16. A door closure prevention device as recited in claim 15, wherein said rotary latch means is supported for rotation on a latch supporting pin extending from said pivotal stop.

17. A door closure device prevention device as recited in claim 15 additionally including a pivot shaft attached to said base means and supporting said pivotal stop and wherein said first, second, third and fourth cam surfaces are provided on latch control guide means held in a fixed position on said base means by said pivot shaft.

18. A method of controlling a pivotable door closure preventing stop mounted for pivotable movement on a door that mounted in a door frame and is biased toward a closed position by a door closure effecting device, said method comprising the steps of:

(a) providing a continuous biasing force on said stop tending to position said stop in an unarmed deactivated position within the periphery of the door;

(b) opening the door and manually pivoting said stop in an opening direction against said biasing force to an extended position in which said stop extends beyond the periphery of the door;

(c) permitting said biasing force to return said stop in a closing direction to an armed intermediate position between said extended position and said unarmed deactivated in which the stop remains in an extended position beyond the periphery of the door;

(d) positioning a latch in a latching position in response to steps (b) and (c) to prevent said stop from moving in a closing direction beyond said armed intermediate position;

(e) permitting said door to move in a closing direction so that said stop engages the door frame to both prevent full door closure and to pivot said stop in said opening direction to said fully extended position in which said stop prevents further closing movement of the door; and

(f) repositioning said latch from said latching position in response to step (e) so that subsequent opening movement of the door permits said biasing force to return the stop to said closed position so as to permit the door to close completely.

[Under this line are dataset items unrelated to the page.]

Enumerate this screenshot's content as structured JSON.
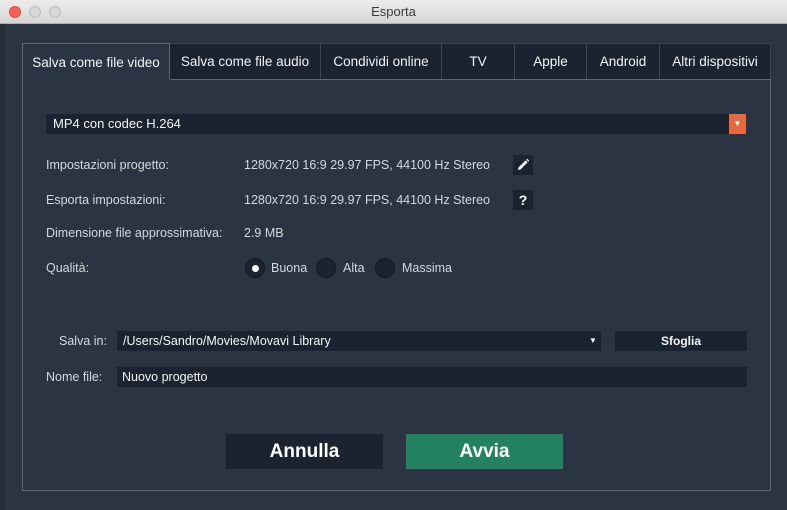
{
  "window": {
    "title": "Esporta"
  },
  "tabs": [
    {
      "label": "Salva come file video",
      "active": true
    },
    {
      "label": "Salva come file audio",
      "active": false
    },
    {
      "label": "Condividi online",
      "active": false
    },
    {
      "label": "TV",
      "active": false
    },
    {
      "label": "Apple",
      "active": false
    },
    {
      "label": "Android",
      "active": false
    },
    {
      "label": "Altri dispositivi",
      "active": false
    }
  ],
  "format": {
    "selected": "MP4 con codec H.264"
  },
  "project_settings": {
    "label": "Impostazioni progetto:",
    "value": "1280x720 16:9 29.97 FPS, 44100 Hz Stereo",
    "icon": "pencil-icon"
  },
  "export_settings": {
    "label": "Esporta impostazioni:",
    "value": "1280x720 16:9 29.97 FPS, 44100 Hz Stereo",
    "icon": "question-icon"
  },
  "file_size": {
    "label": "Dimensione file approssimativa:",
    "value": "2.9 MB"
  },
  "quality": {
    "label": "Qualità:",
    "options": [
      {
        "label": "Buona",
        "checked": true
      },
      {
        "label": "Alta",
        "checked": false
      },
      {
        "label": "Massima",
        "checked": false
      }
    ]
  },
  "save_in": {
    "label": "Salva in:",
    "value": "/Users/Sandro/Movies/Movavi Library",
    "browse_label": "Sfoglia"
  },
  "file_name": {
    "label": "Nome file:",
    "value": "Nuovo progetto"
  },
  "actions": {
    "cancel_label": "Annulla",
    "start_label": "Avvia"
  },
  "colors": {
    "accent_orange": "#e7683f",
    "start_green": "#23825f",
    "background": "#2b3442",
    "field": "#1c2330"
  }
}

19. The method of claim 18, wherein the positioning of said latch as recited in (d) and (f) is effected by bodily moving said latch concurrently with the movement of said stop into contact with plural cam surfaces which first engage the latch and rotate the latch firstly into said latching position as recited in (d) and subsequently move the latch from said latching position as recited in (f).

20. The method of claim 19, wherein the bodily movement of said latch is effected by pivotal movement about a pivot axis about which said stop also pivots.